Contre toutes les attaques, notamment la LPPR et le distanciel
Défense de l’enseignement supérieur et de la recherche, défense des personnels

L’interdiction de manifester imposée par le gouvernement sous couvert d’état d’urgence n’a heureusement pas réussi à empêcher les syndicats FO de revendiquer et les salariés de participer à de nombreux rassemblements et manifestations. Les manifestants n’ont pas attendu que le Conseil d’État ne rétablisse finalement le droit de manifester le 13 juin, jour même de manifestations importantes contre le racisme et les violences policières.

L’état d’urgence et ses ordonnances n’ont en rien répondu à nos demandes de protection contre la maladie, après le manque de masques, le gouvernement n’a pas voulu du dépistage de masse. Par contre, avec cet état d’urgence, on nous a confinés, on nous a obligés au télétravail, à l’enseignement à distance, on nous a volé des jours de congés, on n’a pas remboursé toutes les dépenses induites par le télétravail, on s’est moqué de nous avec une prime pour une infime minorité.

Notre ministre nous a remerciés, congratulés. Dans le même temps, elle a lancé deux attaques frontales contre l’enseignement supérieur et de la recherche et ses personnels.

Alors que le ministère avait refusé pendant des mois de nous donner le texte du projet de loi de programmation pluriannuelle de la recherche (LPPR), la ministre a décidé de précipiter le calendrier en faisant examiner le projet de loi dans diverses instances consultatives dans l’objectif de le faire adopter en conseil des ministres, probablement le 8 juillet.

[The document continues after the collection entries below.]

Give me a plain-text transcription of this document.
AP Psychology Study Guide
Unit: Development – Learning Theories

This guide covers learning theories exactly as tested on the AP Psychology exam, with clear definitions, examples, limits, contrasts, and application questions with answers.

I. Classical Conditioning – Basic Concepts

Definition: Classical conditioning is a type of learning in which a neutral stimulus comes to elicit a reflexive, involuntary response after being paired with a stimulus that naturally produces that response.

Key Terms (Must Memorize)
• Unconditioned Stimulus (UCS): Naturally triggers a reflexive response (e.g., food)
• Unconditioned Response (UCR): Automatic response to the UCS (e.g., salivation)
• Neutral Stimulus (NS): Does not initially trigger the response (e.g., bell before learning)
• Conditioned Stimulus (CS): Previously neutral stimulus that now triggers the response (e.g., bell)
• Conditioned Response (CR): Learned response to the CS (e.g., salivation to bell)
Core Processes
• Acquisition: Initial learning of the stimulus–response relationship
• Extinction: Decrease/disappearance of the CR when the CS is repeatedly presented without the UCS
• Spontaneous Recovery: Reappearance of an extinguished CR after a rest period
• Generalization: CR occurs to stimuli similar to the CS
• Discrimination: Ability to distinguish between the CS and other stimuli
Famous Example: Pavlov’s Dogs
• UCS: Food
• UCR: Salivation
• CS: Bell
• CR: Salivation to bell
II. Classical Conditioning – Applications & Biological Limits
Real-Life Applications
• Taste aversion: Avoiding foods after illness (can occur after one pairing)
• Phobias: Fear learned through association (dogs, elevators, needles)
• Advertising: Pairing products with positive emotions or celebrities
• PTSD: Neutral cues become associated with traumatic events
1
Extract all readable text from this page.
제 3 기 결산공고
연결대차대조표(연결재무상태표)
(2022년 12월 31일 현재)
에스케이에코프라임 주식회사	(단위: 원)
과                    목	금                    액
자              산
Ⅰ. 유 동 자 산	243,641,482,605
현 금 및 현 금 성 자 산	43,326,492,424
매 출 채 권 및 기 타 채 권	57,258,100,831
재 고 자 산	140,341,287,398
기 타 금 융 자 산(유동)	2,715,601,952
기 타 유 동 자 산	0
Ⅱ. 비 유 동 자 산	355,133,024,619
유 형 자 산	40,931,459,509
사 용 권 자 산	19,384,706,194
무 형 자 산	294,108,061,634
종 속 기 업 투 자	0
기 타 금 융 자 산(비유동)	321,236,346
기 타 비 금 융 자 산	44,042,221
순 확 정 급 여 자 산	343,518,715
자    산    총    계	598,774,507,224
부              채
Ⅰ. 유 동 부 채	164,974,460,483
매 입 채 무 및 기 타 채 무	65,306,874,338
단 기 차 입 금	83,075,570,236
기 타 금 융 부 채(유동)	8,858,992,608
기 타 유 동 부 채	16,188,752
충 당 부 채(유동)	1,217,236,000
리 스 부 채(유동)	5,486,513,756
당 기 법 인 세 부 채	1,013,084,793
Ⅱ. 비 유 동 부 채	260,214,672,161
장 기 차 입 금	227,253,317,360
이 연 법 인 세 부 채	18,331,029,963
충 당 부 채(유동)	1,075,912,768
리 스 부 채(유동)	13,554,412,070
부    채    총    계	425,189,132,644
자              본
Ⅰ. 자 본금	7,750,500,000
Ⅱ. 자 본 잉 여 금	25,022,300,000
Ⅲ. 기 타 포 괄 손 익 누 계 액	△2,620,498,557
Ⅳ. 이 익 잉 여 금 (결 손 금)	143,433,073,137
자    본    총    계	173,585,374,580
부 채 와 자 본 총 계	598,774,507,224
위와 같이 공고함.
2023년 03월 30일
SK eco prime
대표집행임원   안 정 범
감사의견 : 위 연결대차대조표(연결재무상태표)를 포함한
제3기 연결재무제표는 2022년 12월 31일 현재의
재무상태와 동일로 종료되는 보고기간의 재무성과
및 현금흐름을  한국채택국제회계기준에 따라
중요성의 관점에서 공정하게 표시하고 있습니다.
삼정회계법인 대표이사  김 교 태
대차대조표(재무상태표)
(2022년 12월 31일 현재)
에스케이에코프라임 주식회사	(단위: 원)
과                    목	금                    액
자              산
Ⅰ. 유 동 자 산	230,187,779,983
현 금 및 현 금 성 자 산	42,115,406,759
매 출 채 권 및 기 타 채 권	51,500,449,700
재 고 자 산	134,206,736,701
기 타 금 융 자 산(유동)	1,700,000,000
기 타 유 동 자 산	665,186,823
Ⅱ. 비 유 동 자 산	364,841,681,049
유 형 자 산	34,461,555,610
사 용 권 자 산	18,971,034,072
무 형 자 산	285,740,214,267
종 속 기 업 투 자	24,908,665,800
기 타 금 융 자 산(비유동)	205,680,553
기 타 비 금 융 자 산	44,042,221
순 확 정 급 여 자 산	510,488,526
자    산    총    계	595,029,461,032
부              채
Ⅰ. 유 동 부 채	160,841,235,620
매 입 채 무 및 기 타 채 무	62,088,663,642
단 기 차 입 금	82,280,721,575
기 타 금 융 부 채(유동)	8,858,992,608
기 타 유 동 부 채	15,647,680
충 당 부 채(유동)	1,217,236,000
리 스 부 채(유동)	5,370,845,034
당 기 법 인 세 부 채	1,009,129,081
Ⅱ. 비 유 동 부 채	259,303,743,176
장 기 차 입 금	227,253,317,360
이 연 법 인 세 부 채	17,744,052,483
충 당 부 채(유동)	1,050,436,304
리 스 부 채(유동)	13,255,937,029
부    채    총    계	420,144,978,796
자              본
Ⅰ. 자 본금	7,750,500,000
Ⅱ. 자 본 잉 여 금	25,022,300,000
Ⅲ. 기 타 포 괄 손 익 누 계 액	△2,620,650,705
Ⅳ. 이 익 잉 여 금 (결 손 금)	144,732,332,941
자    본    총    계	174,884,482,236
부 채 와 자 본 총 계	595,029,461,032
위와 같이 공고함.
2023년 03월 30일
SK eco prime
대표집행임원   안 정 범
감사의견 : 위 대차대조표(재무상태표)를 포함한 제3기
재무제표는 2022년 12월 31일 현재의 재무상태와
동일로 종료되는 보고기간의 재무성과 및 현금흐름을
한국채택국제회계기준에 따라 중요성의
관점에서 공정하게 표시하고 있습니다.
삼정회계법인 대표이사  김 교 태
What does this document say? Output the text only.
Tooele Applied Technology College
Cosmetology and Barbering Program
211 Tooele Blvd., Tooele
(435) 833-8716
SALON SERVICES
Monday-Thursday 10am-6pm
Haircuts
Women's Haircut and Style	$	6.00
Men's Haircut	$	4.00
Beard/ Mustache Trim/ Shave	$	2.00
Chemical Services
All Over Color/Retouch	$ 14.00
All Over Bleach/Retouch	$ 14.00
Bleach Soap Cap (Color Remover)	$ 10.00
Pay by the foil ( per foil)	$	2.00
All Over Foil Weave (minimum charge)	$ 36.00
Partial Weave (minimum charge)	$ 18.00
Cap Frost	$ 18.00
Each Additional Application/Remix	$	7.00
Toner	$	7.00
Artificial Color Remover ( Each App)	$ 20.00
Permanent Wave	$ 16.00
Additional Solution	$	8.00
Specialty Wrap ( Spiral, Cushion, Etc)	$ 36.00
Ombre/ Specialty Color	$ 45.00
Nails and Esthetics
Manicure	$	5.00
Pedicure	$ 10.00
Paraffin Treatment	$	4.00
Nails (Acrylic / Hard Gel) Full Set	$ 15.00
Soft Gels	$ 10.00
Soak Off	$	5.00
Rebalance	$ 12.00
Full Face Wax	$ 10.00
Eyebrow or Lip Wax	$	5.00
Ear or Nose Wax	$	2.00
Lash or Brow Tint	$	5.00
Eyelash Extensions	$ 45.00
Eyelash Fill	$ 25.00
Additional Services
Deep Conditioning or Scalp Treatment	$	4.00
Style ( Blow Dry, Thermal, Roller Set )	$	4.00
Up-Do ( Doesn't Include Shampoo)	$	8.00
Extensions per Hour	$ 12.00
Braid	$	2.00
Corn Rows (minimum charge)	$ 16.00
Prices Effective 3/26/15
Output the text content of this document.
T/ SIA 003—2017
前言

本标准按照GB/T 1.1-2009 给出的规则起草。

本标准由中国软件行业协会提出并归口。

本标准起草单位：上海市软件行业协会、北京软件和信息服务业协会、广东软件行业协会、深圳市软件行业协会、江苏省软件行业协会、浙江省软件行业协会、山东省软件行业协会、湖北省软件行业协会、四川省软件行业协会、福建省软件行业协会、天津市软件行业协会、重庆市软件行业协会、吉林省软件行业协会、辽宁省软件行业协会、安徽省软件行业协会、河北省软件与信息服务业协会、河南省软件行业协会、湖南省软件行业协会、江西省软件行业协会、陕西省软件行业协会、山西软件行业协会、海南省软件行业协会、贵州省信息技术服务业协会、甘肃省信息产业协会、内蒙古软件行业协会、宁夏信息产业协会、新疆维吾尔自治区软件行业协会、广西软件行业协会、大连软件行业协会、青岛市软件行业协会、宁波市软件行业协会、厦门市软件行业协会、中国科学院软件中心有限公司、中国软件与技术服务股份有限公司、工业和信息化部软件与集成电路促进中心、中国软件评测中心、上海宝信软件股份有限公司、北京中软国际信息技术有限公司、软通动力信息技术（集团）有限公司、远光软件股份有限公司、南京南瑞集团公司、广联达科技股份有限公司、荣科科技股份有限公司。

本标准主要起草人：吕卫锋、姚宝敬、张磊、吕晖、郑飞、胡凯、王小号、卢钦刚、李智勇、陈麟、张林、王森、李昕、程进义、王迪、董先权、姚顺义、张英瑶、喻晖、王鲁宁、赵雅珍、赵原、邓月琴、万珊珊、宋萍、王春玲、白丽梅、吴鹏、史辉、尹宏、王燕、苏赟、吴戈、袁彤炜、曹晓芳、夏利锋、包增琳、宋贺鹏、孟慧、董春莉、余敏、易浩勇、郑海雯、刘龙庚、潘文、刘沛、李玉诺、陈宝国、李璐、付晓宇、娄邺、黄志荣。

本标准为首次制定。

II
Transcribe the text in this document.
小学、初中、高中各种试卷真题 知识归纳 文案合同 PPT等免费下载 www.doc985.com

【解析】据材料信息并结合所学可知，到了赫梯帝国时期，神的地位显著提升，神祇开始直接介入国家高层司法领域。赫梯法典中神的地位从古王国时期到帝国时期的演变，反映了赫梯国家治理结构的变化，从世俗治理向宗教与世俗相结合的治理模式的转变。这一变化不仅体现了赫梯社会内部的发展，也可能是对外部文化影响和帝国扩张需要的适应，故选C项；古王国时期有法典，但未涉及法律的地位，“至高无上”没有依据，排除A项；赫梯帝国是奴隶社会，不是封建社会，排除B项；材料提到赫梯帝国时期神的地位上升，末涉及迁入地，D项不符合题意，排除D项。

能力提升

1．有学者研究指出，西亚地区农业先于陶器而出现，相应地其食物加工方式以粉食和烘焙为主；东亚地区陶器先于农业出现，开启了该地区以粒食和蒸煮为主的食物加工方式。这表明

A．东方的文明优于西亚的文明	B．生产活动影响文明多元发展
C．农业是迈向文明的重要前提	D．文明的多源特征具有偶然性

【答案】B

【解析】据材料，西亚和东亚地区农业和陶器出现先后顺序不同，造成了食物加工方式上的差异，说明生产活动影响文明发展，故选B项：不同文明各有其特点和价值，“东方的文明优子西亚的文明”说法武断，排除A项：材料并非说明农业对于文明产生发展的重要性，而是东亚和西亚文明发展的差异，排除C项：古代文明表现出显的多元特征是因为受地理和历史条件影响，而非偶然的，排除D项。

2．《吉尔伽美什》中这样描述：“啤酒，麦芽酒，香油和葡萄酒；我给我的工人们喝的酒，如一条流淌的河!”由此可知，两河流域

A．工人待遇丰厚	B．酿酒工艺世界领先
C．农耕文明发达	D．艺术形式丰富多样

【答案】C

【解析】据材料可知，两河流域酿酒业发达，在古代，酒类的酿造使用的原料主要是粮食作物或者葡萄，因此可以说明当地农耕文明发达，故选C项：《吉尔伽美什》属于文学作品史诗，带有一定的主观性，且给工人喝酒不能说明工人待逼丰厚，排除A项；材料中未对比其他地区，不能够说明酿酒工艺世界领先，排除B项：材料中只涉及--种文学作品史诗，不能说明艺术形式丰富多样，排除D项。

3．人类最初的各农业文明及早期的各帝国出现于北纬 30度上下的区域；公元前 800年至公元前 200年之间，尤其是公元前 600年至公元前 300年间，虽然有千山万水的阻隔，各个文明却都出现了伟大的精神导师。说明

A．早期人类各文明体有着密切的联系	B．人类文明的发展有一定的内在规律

Dans l’unité avec d’autres syndicats, nous avons, par des communiqués et des initiatives, combattu ce passage en force, et mis en avant la revendication d’abandon ou de retrait, nous démarquant de ceux qui prônent une renégociation pour une bonne LPPR. Ainsi dès le 12 juin, nous étions présents lors du rassemblement non autorisé place de la Sorbonne, comme nous étions présents lors des rassemblements suivants. En province, nous avons aussi participé aux initiatives contre la LPPR.

FO ESR est aux côtés des personnels qui continuent de se mobiliser face aux manœuvres du ministère qui cherche à profiter des conditions de sortie progressive du confinement et de la fin de l’année universitaire pour imposer ce passage en force.

La ministre et les présidents d’université ont également profité de cette période pour tenter d’imposer un changement radical à la rentrée en imposant l’enseignement hybride, à savoir une partie d’enseignement en distanciel, une partie en présentiel.

C’était sans compter sur le vécu des collègues qui ont expérimenté de force l’enseignement à distance et qui n’en veulent plus ! De multiples initiatives ont vu le jour, pétitions, appels, motions, tribunes, pour s’opposer à ce que prépare le ministère et la plupart des présidents d’université. FO ESR a fait connaître et soutenu ces initiatives.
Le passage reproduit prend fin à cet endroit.